Looking at the Chinese economy, alternative investment firm PAG doesn’t look at the trendiest sectors as investment opportunities. Instead, when the Hong Kong-based manager sees them, it knows “which sectors to avoid,” said Weijian Shan, executive chair.

“Let’s say that whatever sector is hot, we typically stay away from because China is a capital-rich country,” he told attendees at the SALT iConnections New York 2024 conference on May 20.

Shan described the country’s savings rate as “on a league of its own,” being around 45% of the gross domestic product. The rate is “roughly equal to” the investment grade, he added.

“The problem is whatever sector is hot, everyone wants to do the same thing … therefore the higher margin is cheating a better deal,” Shan said, adding that this model for growing investments is not sustainable.

Shan added that China’s household consumption rate of 40% is “far behind” the U.S.’s 86% rate.
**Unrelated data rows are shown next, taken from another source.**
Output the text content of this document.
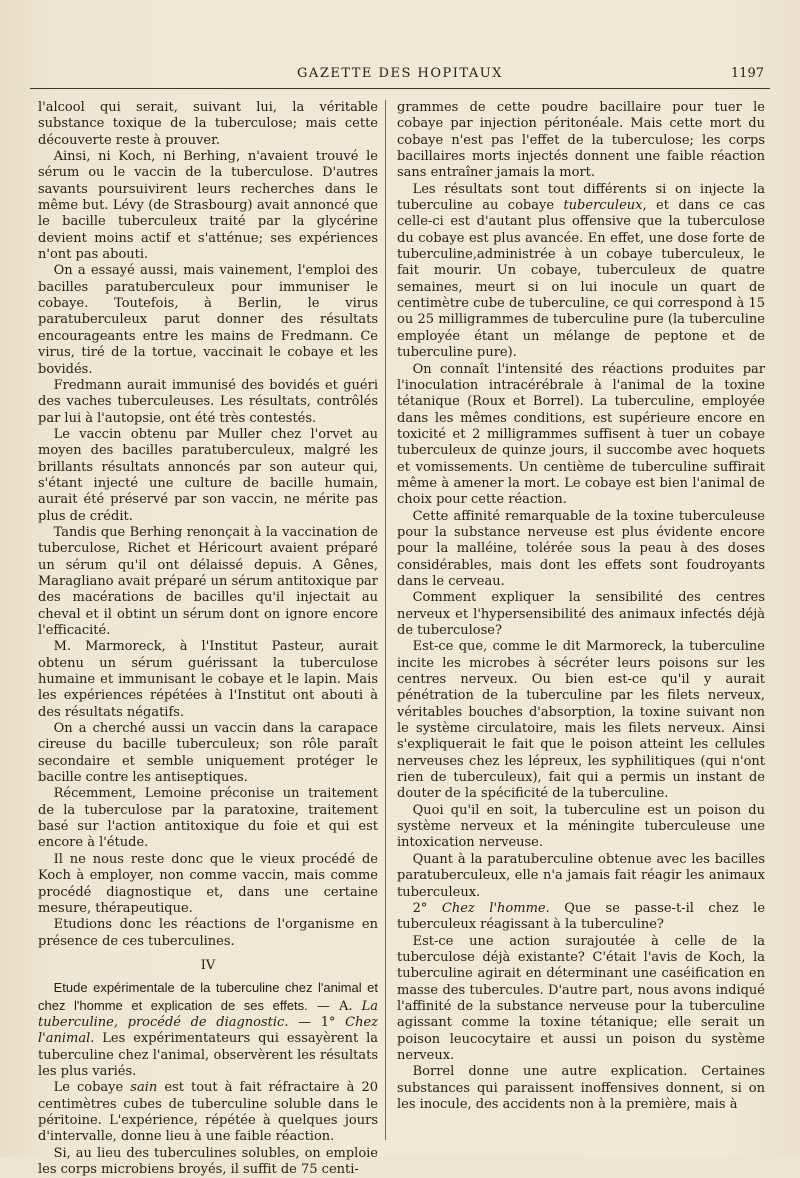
GAZETTE DES HOPITAUX	1197

l'alcool qui serait, suivant lui, la véritable substance toxique de la tuberculose; mais cette découverte reste à prouver.

Ainsi, ni Koch, ni Berhing, n'avaient trouvé le sérum ou le vaccin de la tuberculose. D'autres savants poursuivirent leurs recherches dans le même but. Lévy (de Strasbourg) avait annoncé que le bacille tuberculeux traité par la glycérine devient moins actif et s'atténue; ses expériences n'ont pas abouti.

On a essayé aussi, mais vainement, l'emploi des bacilles paratuberculeux pour immuniser le cobaye. Toutefois, à Berlin, le virus paratuberculeux parut donner des résultats encourageants entre les mains de Fredmann. Ce virus, tiré de la tortue, vaccinait le cobaye et les bovidés.

Fredmann aurait immunisé des bovidés et guéri des vaches tuberculeuses. Les résultats, contrôlés par lui à l'autopsie, ont été très contestés.

Le vaccin obtenu par Muller chez l'orvet au moyen des bacilles paratuberculeux, malgré les brillants résultats annoncés par son auteur qui, s'étant injecté une culture de bacille humain, aurait été préservé par son vaccin, ne mérite pas plus de crédit.

Tandis que Berhing renonçait à la vaccination de tuberculose, Richet et Héricourt avaient préparé un sérum qu'il ont délaissé depuis. A Gênes, Maragliano avait préparé un sérum antitoxique par des macérations de bacilles qu'il injectait au cheval et il obtint un sérum dont on ignore encore l'efficacité.

M. Marmoreck, à l'Institut Pasteur, aurait obtenu un sérum guérissant la tuberculose humaine et immunisant le cobaye et le lapin. Mais les expériences répétées à l'Institut ont abouti à des résultats négatifs.

On a cherché aussi un vaccin dans la carapace cireuse du bacille tuberculeux; son rôle paraît secondaire et semble uniquement protéger le bacille contre les antiseptiques.

Récemment, Lemoine préconise un traitement de la tuberculose par la paratoxine, traitement basé sur l'action antitoxique du foie et qui est encore à l'étude.

Il ne nous reste donc que le vieux procédé de Koch à employer, non comme vaccin, mais comme procédé diagnostique et, dans une certaine mesure, thérapeutique.

Etudions donc les réactions de l'organisme en présence de ces tuberculines.

IV

Etude expérimentale de la tuberculine chez l'animal et chez l'homme et explication de ses effets. — A. La tuberculine, procédé de diagnostic. — 1° Chez l'animal. Les expérimentateurs qui essayèrent la tuberculine chez l'animal, observèrent les résultats les plus variés.

Le cobaye sain est tout à fait réfractaire à 20 centimètres cubes de tuberculine soluble dans le péritoine. L'expérience, répétée à quelques jours d'intervalle, donne lieu à une faible réaction.

Si, au lieu des tuberculines solubles, on emploie les corps microbiens broyés, il suffit de 75 centi-

grammes de cette poudre bacillaire pour tuer le cobaye par injection péritonéale. Mais cette mort du cobaye n'est pas l'effet de la tuberculose; les corps bacillaires morts injectés donnent une faible réaction sans entraîner jamais la mort.

Les résultats sont tout différents si on injecte la tuberculine au cobaye tuberculeux, et dans ce cas celle-ci est d'autant plus offensive que la tuberculose du cobaye est plus avancée. En effet, une dose forte de tuberculine,administrée à un cobaye tuberculeux, le fait mourir. Un cobaye, tuberculeux de quatre semaines, meurt si on lui inocule un quart de centimètre cube de tuberculine, ce qui correspond à 15 ou 25 milligrammes de tuberculine pure (la tuberculine employée étant un mélange de peptone et de tuberculine pure).

On connaît l'intensité des réactions produites par l'inoculation intracérébrale à l'animal de la toxine tétanique (Roux et Borrel). La tuberculine, employée dans les mêmes conditions, est supérieure encore en toxicité et 2 milligrammes suffisent à tuer un cobaye tuberculeux de quinze jours, il succombe avec hoquets et vomissements. Un centième de tuberculine suffirait même à amener la mort. Le cobaye est bien l'animal de choix pour cette réaction.

Cette affinité remarquable de la toxine tuberculeuse pour la substance nerveuse est plus évidente encore pour la malléine, tolérée sous la peau à des doses considérables, mais dont les effets sont foudroyants dans le cerveau.

Comment expliquer la sensibilité des centres nerveux et l'hypersensibilité des animaux infectés déjà de tuberculose?

Est-ce que, comme le dit Marmoreck, la tuberculine incite les microbes à sécréter leurs poisons sur les centres nerveux. Ou bien est-ce qu'il y aurait pénétration de la tuberculine par les filets nerveux, véritables bouches d'absorption, la toxine suivant non le système circulatoire, mais les filets nerveux. Ainsi s'expliquerait le fait que le poison atteint les cellules nerveuses chez les lépreux, les syphilitiques (qui n'ont rien de tuberculeux), fait qui a permis un instant de douter de la spécificité de la tuberculine.

Quoi qu'il en soit, la tuberculine est un poison du système nerveux et la méningite tuberculeuse une intoxication nerveuse.

Quant à la paratuberculine obtenue avec les bacilles paratuberculeux, elle n'a jamais fait réagir les animaux tuberculeux.

2° Chez l'homme. Que se passe-t-il chez le tuberculeux réagissant à la tuberculine?

Est-ce une action surajoutée à celle de la tuberculose déjà existante? C'était l'avis de Koch, la tuberculine agirait en déterminant une caséification en masse des tubercules. D'autre part, nous avons indiqué l'affinité de la substance nerveuse pour la tuberculine agissant comme la toxine tétanique; elle serait un poison leucocytaire et aussi un poison du système nerveux.

Borrel donne une autre explication. Certaines substances qui paraissent inoffensives donnent, si on les inocule, des accidents non à la première, mais à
As a result, China has been slowly shifting its growth model to private consumption.

What PAG has invested in instead is big “leading businesses” that cater to higher consumption. For example, the manager bought a 60% floating stake in Dalian Wanda Commercial Management Group, China’s largest shopping mall unit, for more than $8 billion in March.

PAG has $55 billion in assets under management.